Ich sitze unter dem Hausvordach, Router surrt, draußen grau, aber trocken – perfektes Licht, um Daten durchzugehen. Seit der Zeitumstellung springen die Systemzeiten im 24‑h Holdover immer noch zwischen 2 und 18 Sekunden, obwohl der GPS‑1PPS stabil bleibt. Das lässt mir keine Ruhe.
Letzter Offenen-Faden: der Holdover‑Drift von letzter Woche. Ich wollte eigentlich nur prüfen, ob der auf den CPU‑TSC zurückzuführen ist, aber dann sind im RF‑Sweep‑Log wieder diese zufälligen Peaks aufgetaucht. Heute also: Fokus auf Statistik statt Bauchgefühl.
1PPS‑Normalisierung & IQR‑Filter
Ich habe alle Timestamps zuerst auf die 1PPS‑Kante bezogen. Damit sollte jeder Sekundenversatz rausfallen, der vom Scheduler kommt. Danach fliegt per IQR‑Maskierung alles raus, was deutlich außerhalb des zentralen Bereichs liegt. Überraschend: Knapp 4 % der Datenpunkte sind Outlier – mehr als gedacht. Vielleicht fei wegen kurzer EM‑Impulse vom Routernetzteil, das unter Last taktet?
Spacer‑Mini‑Experiment
Zwischendrin kleiner Versuch: Antennen‑Spacer von 0,5 mm auf 0 mm reduziert, jeweils 10 min RF‑Sweep‑Logging. Ich wollte sehen, ob sich TTFF oder die Peak‑Verteilung ändert. Erste Beobachtung: Minimal schnellere GPS‑Fixes, dafür mehr hochfrequentes Rauschen im Spektrum. Nichts Dramatisches, aber interessant.
Bootstrap‑Korrelation
Danach hab ich mit 10 000 Resamples geprüft, ob sich die RF‑Peaks und die Kernel‑Sprünge überhaupt signifikant zusammen bewegen. Sieht so aus, als wäre bei manchen Segmente tatsächlich eine schwache, aber konstante positive Korrelation drin. Nicht stark genug für ein Fazit, aber immerhin reproduzierbar. Mann‑Whitney-Test zwischen Spacer‑Gruppen läuft gerade – Ergebnisse später.

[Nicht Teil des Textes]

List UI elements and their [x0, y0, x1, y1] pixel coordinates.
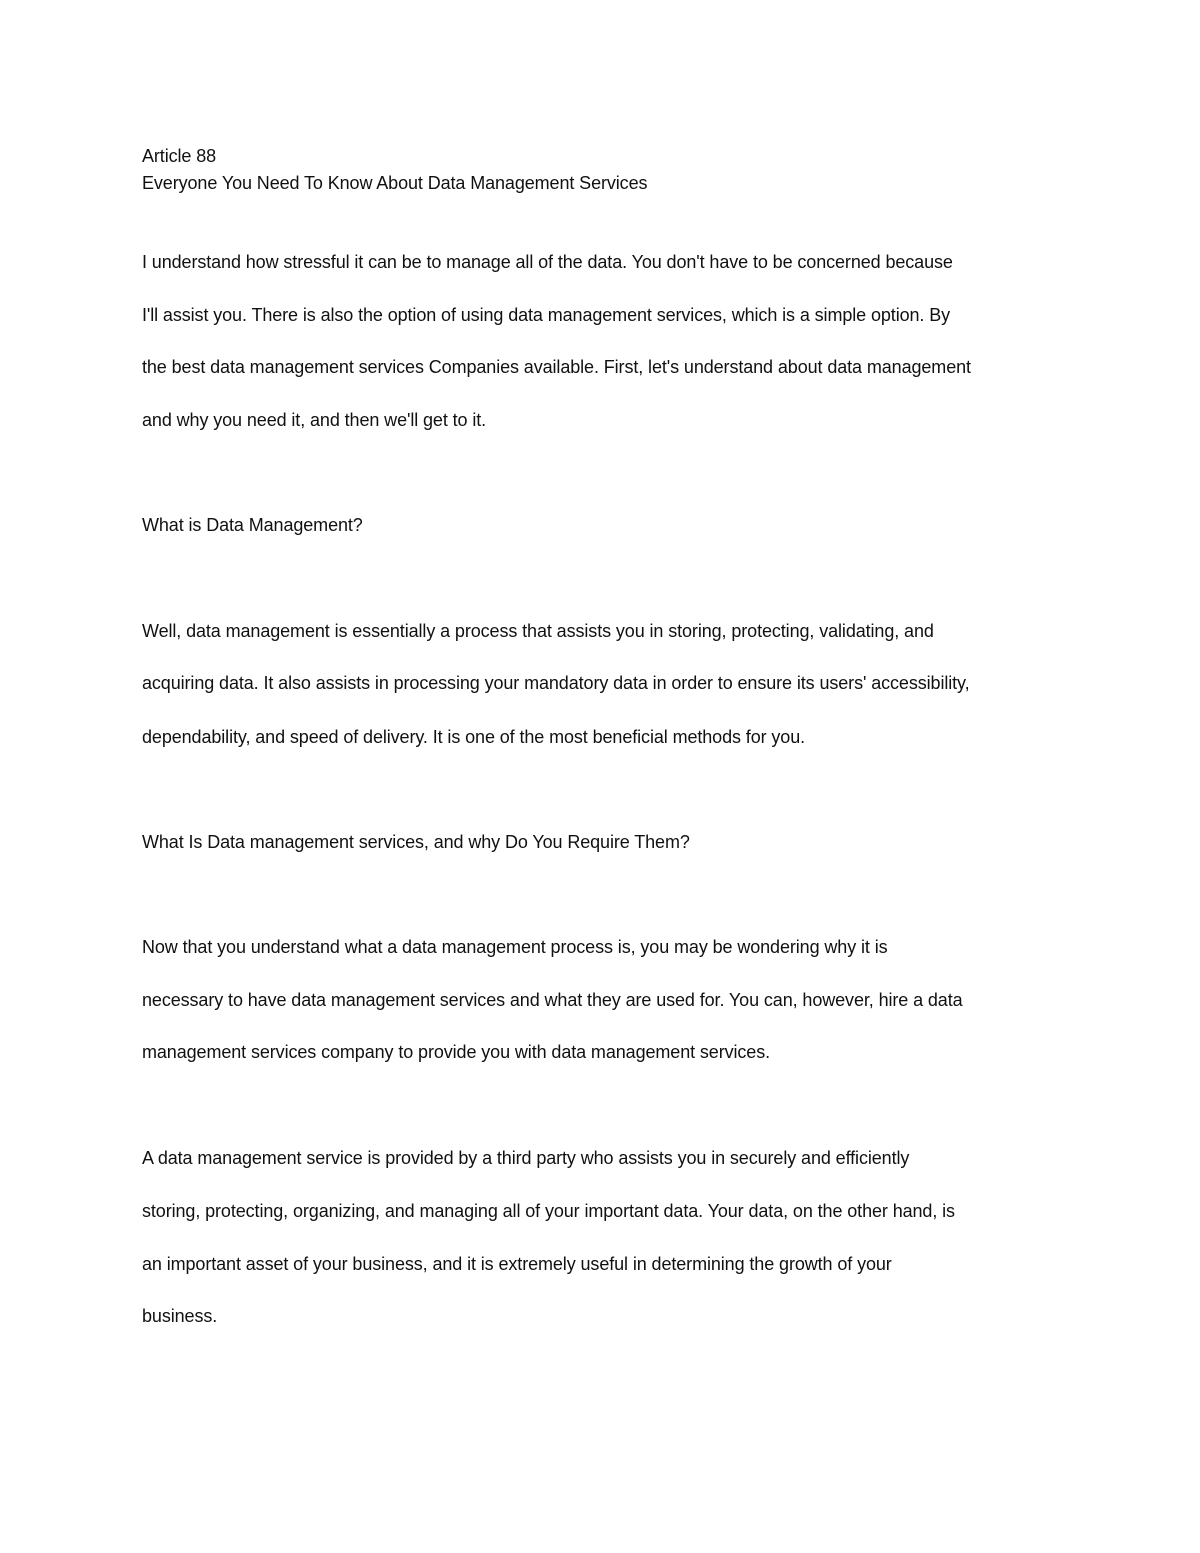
article-label: Article 88	[142, 146, 217, 166]
paragraph-1-line-4: and why you need it, and then we'll get to it.	[142, 410, 487, 430]
section-heading-what-is-data-management: What is Data Management?	[142, 515, 363, 535]
paragraph-4-line-4: business.	[142, 1306, 218, 1326]
paragraph-1-line-2: I'll assist you. There is also the option of using data management services, which is a simple option. By	[142, 305, 951, 325]
paragraph-3-line-1: Now that you understand what a data management process is, you may be wondering why it is	[142, 937, 888, 957]
paragraph-4-line-2: storing, protecting, organizing, and managing all of your important data. Your data, on the other hand, is	[142, 1201, 955, 1221]
paragraph-4-line-3: an important asset of your business, and it is extremely useful in determining the growth of your	[142, 1254, 892, 1274]
paragraph-2-line-3: dependability, and speed of delivery. It is one of the most beneficial methods for you.	[142, 727, 806, 747]
paragraph-4-line-1: A data management service is provided by a third party who assists you in securely and efficiently	[142, 1148, 910, 1168]
paragraph-1-line-1: I understand how stressful it can be to manage all of the data. You don't have to be concerned because	[142, 252, 953, 272]
document-title: Everyone You Need To Know About Data Management Services	[142, 173, 648, 193]
paragraph-3-line-3: management services company to provide you with data management services.	[142, 1042, 771, 1062]
paragraph-3-line-2: necessary to have data management services and what they are used for. You can, however, hire a data	[142, 990, 963, 1010]
paragraph-2-line-2: acquiring data. It also assists in processing your mandatory data in order to ensure its users' accessibility,	[142, 673, 970, 693]
paragraph-2-line-1: Well, data management is essentially a process that assists you in storing, protecting, validating, and	[142, 621, 934, 641]
paragraph-1-line-3: the best data management services Companies available. First, let's understand about data management	[142, 357, 971, 377]
section-heading-data-management-services: What Is Data management services, and why Do You Require Them?	[142, 832, 690, 852]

Wenn die Bootstrap‑CI stabil bleibt, will ich als Nächstes gezielt EM‑Checks fahren (z. B. Routernetzteil abschirmen) und das Kernel‑Profiling tiefer ziehen. Sollte sich keine klare Verbindung zeigen, erweitere ich einfach den Datensatz und passe den IQR‑Multiplier an. Schritt für Schritt halt – jeden Tag a bisserl sauberer.

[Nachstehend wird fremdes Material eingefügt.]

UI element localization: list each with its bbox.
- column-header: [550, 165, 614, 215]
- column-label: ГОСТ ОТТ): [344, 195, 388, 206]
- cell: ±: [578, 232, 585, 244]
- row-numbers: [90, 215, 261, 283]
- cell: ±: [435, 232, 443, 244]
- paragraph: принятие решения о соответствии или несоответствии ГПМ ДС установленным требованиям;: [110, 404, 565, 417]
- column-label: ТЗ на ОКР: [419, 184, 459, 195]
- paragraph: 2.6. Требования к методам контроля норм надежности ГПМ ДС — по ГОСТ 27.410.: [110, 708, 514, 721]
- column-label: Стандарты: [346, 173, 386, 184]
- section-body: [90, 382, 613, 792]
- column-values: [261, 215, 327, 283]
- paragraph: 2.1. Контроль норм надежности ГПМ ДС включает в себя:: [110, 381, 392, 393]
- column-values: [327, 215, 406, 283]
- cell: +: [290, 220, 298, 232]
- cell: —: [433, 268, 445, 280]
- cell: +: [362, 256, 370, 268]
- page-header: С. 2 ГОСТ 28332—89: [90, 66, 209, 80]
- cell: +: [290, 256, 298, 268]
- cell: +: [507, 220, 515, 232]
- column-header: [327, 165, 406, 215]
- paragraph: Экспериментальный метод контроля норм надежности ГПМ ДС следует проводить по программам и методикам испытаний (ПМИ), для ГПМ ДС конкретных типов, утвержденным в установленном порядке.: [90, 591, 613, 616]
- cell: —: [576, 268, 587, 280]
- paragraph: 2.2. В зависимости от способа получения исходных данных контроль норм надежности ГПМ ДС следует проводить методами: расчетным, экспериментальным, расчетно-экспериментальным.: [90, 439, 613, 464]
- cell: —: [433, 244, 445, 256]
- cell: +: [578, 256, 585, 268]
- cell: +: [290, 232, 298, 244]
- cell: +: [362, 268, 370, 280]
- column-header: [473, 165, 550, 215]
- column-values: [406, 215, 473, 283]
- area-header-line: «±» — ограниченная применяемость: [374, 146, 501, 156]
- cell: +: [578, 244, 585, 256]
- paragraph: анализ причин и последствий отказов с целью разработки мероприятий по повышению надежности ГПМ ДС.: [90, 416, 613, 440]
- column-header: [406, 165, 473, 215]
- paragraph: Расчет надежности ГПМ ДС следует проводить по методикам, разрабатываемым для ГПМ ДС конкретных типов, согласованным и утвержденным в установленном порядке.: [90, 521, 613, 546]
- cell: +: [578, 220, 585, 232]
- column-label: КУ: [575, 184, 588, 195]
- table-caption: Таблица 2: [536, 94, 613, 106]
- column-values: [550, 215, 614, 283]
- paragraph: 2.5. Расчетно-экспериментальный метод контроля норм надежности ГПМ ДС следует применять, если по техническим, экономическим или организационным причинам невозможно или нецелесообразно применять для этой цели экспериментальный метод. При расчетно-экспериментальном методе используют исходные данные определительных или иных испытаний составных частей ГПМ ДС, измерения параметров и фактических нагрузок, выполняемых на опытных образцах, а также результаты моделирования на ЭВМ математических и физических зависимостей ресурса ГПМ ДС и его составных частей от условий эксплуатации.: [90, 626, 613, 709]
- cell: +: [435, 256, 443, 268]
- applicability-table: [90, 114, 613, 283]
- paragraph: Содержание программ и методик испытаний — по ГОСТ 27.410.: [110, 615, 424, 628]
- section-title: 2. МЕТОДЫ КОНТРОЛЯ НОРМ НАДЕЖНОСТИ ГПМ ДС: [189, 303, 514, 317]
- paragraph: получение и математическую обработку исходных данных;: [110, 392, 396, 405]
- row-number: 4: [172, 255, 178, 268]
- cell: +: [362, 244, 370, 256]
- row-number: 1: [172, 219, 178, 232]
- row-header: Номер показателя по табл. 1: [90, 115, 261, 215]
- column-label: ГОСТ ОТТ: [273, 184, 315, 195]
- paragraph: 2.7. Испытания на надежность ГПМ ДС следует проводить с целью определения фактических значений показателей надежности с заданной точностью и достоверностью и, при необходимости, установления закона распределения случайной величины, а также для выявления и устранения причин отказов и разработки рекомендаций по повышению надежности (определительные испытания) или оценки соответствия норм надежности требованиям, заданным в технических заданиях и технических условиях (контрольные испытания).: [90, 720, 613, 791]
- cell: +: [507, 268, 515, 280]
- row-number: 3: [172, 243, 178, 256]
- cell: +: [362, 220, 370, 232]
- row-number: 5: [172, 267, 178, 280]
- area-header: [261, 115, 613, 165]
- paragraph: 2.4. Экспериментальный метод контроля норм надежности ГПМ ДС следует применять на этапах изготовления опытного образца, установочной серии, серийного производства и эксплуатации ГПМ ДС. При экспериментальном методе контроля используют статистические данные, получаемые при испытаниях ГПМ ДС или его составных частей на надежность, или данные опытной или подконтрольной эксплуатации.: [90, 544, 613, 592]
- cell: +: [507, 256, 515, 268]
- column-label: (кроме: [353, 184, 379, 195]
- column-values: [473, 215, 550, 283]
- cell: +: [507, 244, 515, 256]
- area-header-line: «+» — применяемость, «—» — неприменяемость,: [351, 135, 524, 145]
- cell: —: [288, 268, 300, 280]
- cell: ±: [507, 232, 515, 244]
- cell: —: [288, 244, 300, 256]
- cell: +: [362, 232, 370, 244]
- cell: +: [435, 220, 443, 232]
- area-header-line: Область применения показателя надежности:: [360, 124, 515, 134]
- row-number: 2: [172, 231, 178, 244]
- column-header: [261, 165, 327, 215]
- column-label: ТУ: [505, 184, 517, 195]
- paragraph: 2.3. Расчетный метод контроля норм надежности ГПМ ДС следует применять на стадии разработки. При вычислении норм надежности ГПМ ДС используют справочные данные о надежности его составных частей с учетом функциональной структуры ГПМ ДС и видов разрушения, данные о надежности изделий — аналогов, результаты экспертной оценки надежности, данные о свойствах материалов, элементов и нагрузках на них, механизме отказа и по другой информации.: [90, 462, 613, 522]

Frage an euch da draußen: Welche Parameter nutzt ihr bei ähnlichen Holdover‑Analysen? Also IQR‑Multiplier (1,5 / 3 / adaptive?) und Bootstrap‑Iterationen? Gerne Ideen oder Erfahrungswerte in den Kommentaren – würde mich echt interessieren, wie ihr die Balance zwischen Robustheit und Sensitivität hinbekommt.